Thursday, October 3, 2013

Kaki King: Legs to Make Us Longer (2004)



By her music's very nature, Kaki King tends to slip into the background, which is not a criticism -- so did Brian Eno, quite intentionally. But as with Eno, until you sit down and concentrate fully on one of her complete albums, you likely neglect to notice just how formidable and unique a talent she truly is. No one disputes at this point that she is one of the era's best guitarists, and she does more with this technical proficiency than almost anyone ever has. Her lyricism is in a class with the likes of Tom Verlaine and Richard Lloyd from Television, but her application of those gifts reminds me of no one so much as Dick Dale -- the playfulness, the spirit, and the quiet but ruthless command of center stage with nothing but the wild and engaging and frequently breathtaking sounds she can wring from a guitar, most often (more remarkably yet) acoustically. It's exciting enough just to watch her play, almost to the point of distraction; listen to the records to discover how creative she really is.

King's second album, which makes compositional and technical leaps over her first while retaining its directness, adds a full band but still communicates largely in a whisper, except when King periodically feels more noise is warranted. That includes the beautifully busy, almost manic "Playing with Pink Noise," which in its way is just as intense as a concentrated hypnosis like "Can the Gwot Save Us?" -- however many elements King adds to her sound, intimacy is still paramount, far more than any fawning over her astounding high-level technique; unlike so many guitar heroes, she shirks anything that amounts to mere showboating and always serves the song or tone of the moment. The ideas can flash on and off like the opening two-minute slide "Frame" or can transform and build and vary wildly like the brilliant "Lies," which never rests for even a moment but also never sounds strung together or unstructured.

There are no weak moments to be found on this record, but it's a goldmine of atmospheres that can change the color of a room and can even lull you into a gazing, tranced-out peace. Boredom never comes; there's too much warmth, mystery and romance in even a creation as deliberate as "Doing the Wrong Thing" -- which puts weight behind every note and equal weight behind the silences -- for it not to charge and challenge, even if subtly.

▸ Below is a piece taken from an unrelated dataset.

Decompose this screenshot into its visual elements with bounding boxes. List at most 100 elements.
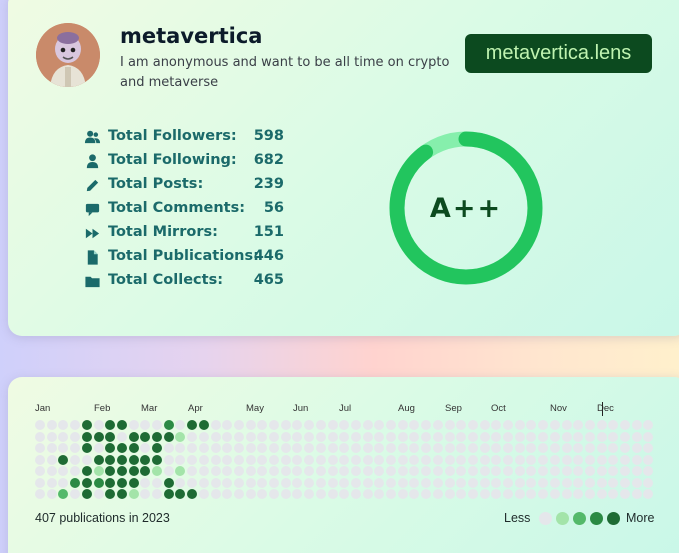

There are boring technical reasons for why this record feels even stronger than its fine predecessor, and many of King's subsequent efforts -- the tracks are individually distinctive but cohere very smoothly into one another, and each seems reflective of careful enough planning that a lesser artist might find them constraining; the ambient production and arrangements are tasteful and use their extra palette of sounds sparingly -- but this sort of weighty, driving beauty comes from the soul and from King following her obviously restless but deeply giving instincts.

She vocalizes a bit on "My Insect Life," near the end, but even then this is a record of nothing but pure melody and texture washing over you. It might give you pause on, say, the midsections of "Magazine" and "Lies" to have it occur to you just how incredible King is at what she does, but mostly this record is a gift of drifting and receding. Its pleasures are difficult to articulate, but they are -- sincerely -- almost innumerable, and usually breathtaking.